Following up the conversation is just as important
We didn’t go into the project looking to drive direct engagement with Starling, but it was important to us that if anyone did come to the website looking for more information, the user experience was set up to help.
This meant ensuring our sustainability messaging was prominent on the home page, with a link to a specific section of the site dedicated to our sustainability commitments. We wanted to be sure that any questions people had — such as where Starling is now and what work needs to be done — were answered in a clear, concise, and honest way.
Opening that dialogue through our partnership with Jack proved incredibly successful.

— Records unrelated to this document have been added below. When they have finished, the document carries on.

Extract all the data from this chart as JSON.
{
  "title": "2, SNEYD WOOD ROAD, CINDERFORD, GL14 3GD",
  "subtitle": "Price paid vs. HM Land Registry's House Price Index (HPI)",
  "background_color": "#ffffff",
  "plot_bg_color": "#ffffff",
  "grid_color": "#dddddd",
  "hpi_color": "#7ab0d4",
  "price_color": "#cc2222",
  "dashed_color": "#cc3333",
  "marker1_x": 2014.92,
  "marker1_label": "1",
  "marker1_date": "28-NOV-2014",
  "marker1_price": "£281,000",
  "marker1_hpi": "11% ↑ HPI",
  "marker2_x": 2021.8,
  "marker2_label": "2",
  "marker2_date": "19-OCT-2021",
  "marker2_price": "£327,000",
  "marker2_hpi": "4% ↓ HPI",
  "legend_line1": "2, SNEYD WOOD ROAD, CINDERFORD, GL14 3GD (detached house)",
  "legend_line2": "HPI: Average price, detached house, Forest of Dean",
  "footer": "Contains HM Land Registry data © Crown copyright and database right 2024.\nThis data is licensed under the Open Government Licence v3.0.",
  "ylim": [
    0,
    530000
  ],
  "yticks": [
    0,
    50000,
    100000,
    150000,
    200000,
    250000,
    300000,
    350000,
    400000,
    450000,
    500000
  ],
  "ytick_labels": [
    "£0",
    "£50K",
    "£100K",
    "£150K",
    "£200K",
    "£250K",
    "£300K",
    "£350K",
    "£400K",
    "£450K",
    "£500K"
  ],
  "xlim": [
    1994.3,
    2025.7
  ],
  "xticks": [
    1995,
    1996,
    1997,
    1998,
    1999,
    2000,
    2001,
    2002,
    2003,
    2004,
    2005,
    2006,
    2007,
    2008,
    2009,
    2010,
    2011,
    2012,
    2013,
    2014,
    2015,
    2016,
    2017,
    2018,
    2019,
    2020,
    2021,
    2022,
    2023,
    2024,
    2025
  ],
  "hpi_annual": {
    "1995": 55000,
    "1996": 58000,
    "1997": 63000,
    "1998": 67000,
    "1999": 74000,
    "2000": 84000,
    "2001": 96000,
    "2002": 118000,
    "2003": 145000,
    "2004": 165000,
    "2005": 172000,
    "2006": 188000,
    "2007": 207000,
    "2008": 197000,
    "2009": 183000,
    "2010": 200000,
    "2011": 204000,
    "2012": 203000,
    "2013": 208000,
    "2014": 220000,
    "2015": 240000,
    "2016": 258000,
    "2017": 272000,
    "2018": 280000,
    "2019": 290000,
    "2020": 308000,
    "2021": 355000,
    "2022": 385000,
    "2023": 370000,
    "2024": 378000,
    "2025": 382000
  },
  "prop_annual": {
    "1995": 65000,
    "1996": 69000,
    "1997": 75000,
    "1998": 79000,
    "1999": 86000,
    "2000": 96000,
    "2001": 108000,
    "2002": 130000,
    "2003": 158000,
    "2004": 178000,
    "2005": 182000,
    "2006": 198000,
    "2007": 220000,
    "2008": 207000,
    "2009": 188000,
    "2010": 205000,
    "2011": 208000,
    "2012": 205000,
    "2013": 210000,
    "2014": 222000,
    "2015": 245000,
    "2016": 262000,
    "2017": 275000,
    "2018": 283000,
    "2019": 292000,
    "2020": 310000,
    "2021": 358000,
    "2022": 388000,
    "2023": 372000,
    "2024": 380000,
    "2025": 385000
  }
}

Brand awareness of Starling reached its highest ever level at 72%, and traffic to the sustainable banking area of our website increased by 300% year-on-year.
The right audience needs the right platform
YouTube is an important platform in Starling’s media mix at any time, because it allows us to reach incremental audiences that we can’t always reach elsewhere. We saw that come to life not just in Jack’s content but in the comments and reactions on each video.
We didn’t set hard performance metrics at the start, but our strong expectations around views and reach were completely surpassed, with the series amassing 50 million YouTube views from 12 million unique individuals — the equivalent of more than 17% of the population of the U.K. — tuning in. Numbers aside, an equally big coup was Jack speaking to such respected names as President Barack Obama, Dr. Jane Goodall and Sir David Attenborough for the series.
Any bank — or indeed any brand — would struggle to get that kind of access, which shows just how much can be achieved by working with the right creator.
4 steps to a successful creator partnership
- Build trust. Take time to form a partnership based on trust — that way, you can give creators the freedom to do what they do best. If their content is already connecting with an audience, there’s no need to try to change it.
- Be bold. Make a statement, whether that’s in the cause you champion or shifting your mindset on branding. Big is rarely better when it comes to logos in a creator partnership — find other, more inventive, ways to make your mark.
- Follow up. Good partnerships generate engagement. Be ready on your own channels to answer any questions you might generate from a partnership.
- Find the right audience. Experiment with different platforms — and the creators on them — to connect with new or hard-to-reach audiences.